From the guests’ and the servants’ perspective, well, things are a tense. It was relatively easy to earn the wrath of a Herod.   Prophets, helpless infants, family members… it was all the same.  If there’s a Herod in the story, there’s going to be a bloodbath.   Murder and scheming are the order of the day.   Family can’t be trusted.  Choose your allies well, and be aware they’re just as likely to turn around and stab you in the back.

Everybody knows there’s something wrong, but nobody’s secure enough to say it openly.   But then, in the middle of Herod’s birthday party, a young woman dances in a way that catches the eye, and they collectively breathe a sigh of relief.  It’s something on which the edgy room can focus, and they grab it like a lifeline.

We know that lifeline, don’t we?  We find it on E! TV and on the Internet, workplace intrigues and hallway chatter.

I wonder what would happen if we grabbed a different lifeline.

I wonder what would happen
…if we refused to be manipulated into doing the will of a corrupt kingdom.
…if we looked past the talking heads mouthing the talking points crafted by wealthy people behind the scenes.
…if we looked past the manufactured celebrity scandal of the week.

“I’ll give you whatever you want,” says Herod.  Maybe I don’t want what Herod’s selling...or what Mama’s selling.  I don’t think we’re supposed to sell ourselves that cheaply.

Maybe it means we turn down what’s being offered by the petty rulers of this world – their banquets, their sideshows, their illusions of security.

Maybe we should turn down their rotten deals.  We’re so good at running to an outside authority to say, “What should I ask for,” and when we do that, we get the answer we deserve – money, fame, power, a collection of honey-dipped prophets’ heads.

We were called, siblings in Christ, to love God with our whole selves –  heart, soul, mind, strength… hands, feet, and head (whether it’s connected or not).   We are called to pick a different lifeline than the one we are being offered by the false powers of this world.

It seems as if we live in the middle of Herod’s banquet.

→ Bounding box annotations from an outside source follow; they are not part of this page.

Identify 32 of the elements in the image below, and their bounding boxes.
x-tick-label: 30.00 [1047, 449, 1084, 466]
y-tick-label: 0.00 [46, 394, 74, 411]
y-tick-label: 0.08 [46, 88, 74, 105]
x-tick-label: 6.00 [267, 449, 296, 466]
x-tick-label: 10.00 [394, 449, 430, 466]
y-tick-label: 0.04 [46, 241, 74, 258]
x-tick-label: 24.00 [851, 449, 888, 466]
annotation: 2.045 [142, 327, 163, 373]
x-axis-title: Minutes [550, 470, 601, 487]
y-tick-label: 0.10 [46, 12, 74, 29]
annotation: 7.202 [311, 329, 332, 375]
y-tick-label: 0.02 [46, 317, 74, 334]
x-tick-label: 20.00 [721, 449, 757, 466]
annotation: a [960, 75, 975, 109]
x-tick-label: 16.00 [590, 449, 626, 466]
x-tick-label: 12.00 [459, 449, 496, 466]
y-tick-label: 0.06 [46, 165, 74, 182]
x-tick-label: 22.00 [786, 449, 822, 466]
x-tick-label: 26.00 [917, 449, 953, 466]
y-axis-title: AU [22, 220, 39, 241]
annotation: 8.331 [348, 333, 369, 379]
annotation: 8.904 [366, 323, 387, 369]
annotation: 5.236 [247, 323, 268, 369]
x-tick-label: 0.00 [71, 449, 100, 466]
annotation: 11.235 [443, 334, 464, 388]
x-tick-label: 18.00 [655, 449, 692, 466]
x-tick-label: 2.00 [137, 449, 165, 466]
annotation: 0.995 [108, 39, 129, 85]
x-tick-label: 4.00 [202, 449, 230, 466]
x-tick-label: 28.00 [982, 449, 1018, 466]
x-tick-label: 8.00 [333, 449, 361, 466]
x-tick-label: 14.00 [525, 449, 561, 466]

We feel the edginess.  We are desperate for a distraction, some focus for our existential anxiety.  So we attach it to our finances, our jobs, our health, our homes and our families, schools, church.  As further instructed by the media, we attach our anxiety to our waistlines, parenting, social security and terrorism.

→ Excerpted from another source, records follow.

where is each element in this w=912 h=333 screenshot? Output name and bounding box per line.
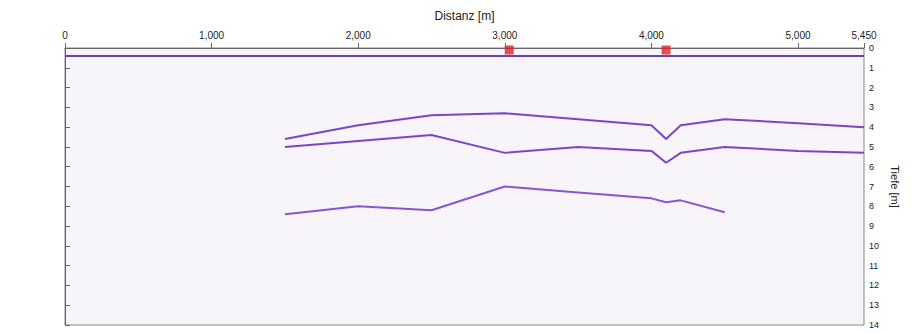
svg-text:0: 0: [869, 43, 874, 53]
svg-text:5,450: 5,450: [851, 30, 876, 41]
svg-text:5: 5: [869, 142, 874, 152]
svg-text:Distanz [m]: Distanz [m]: [434, 9, 494, 23]
svg-text:10: 10: [869, 241, 879, 251]
svg-text:1,000: 1,000: [199, 30, 224, 41]
svg-text:7: 7: [869, 182, 874, 192]
svg-text:3: 3: [869, 102, 874, 112]
svg-text:5,000: 5,000: [786, 30, 811, 41]
svg-text:12: 12: [869, 280, 879, 290]
svg-text:1: 1: [869, 63, 874, 73]
svg-text:14: 14: [869, 320, 879, 330]
svg-text:6: 6: [869, 162, 874, 172]
svg-text:Tiefe [m]: Tiefe [m]: [889, 165, 901, 207]
svg-text:2,000: 2,000: [346, 30, 371, 41]
svg-text:2: 2: [869, 83, 874, 93]
svg-text:8: 8: [869, 201, 874, 211]
svg-text:3,000: 3,000: [492, 30, 517, 41]
svg-text:0: 0: [62, 30, 68, 41]
svg-text:4,000: 4,000: [639, 30, 664, 41]
svg-text:11: 11: [869, 261, 878, 271]
svg-text:13: 13: [869, 300, 879, 310]
svg-text:4: 4: [869, 122, 874, 132]
svg-text:9: 9: [869, 221, 874, 231]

So much anxiety in this realm of Herod’s.  So little God.  Did you notice that?  Zero God spoken in that banquet hall.

But there is no place from which God is absent, even if God’s name is not spoken.

God is still God, whether you’re in Herod’s banquet hall, or the locker room at the health club, or digging through the mess in your basement.  The living God reigns whether or not your job is on the cutting board in the current round of right-sizing…and if it seems like the death of hope, know this: Resurrection will come.

God is present.  Wisdom cries out in the courtrooms and conference rooms where your divorce is being handled; the Spirit breathes in the exam room where you wait for test results, and in the operating room where the medical team makes decisions about how far to go in removing diseased tissue.

Siblings in Christ, we do not gather in Herod’s banquet hall.  We do not belong to his bleak vision.
I say it again:  So what if we chose a different lifeline?  What if we remember the realm to which we really belong?

Here is the good news:  we gather for Christ’s banquet.  We already have a place at the table. The powers of this world, despite all outward appearances, do not rule.     We belong to God.  We have a different vision of how it all ends.  We have a different lifeline.   Thanks be to God.

Amen?

1 comment:

Darla said...

In moments where things feel off and there's a niggling sense of wrongness, my new question to ask will be: "Am I standing in Herod's banquet hall, or God's?" Amen.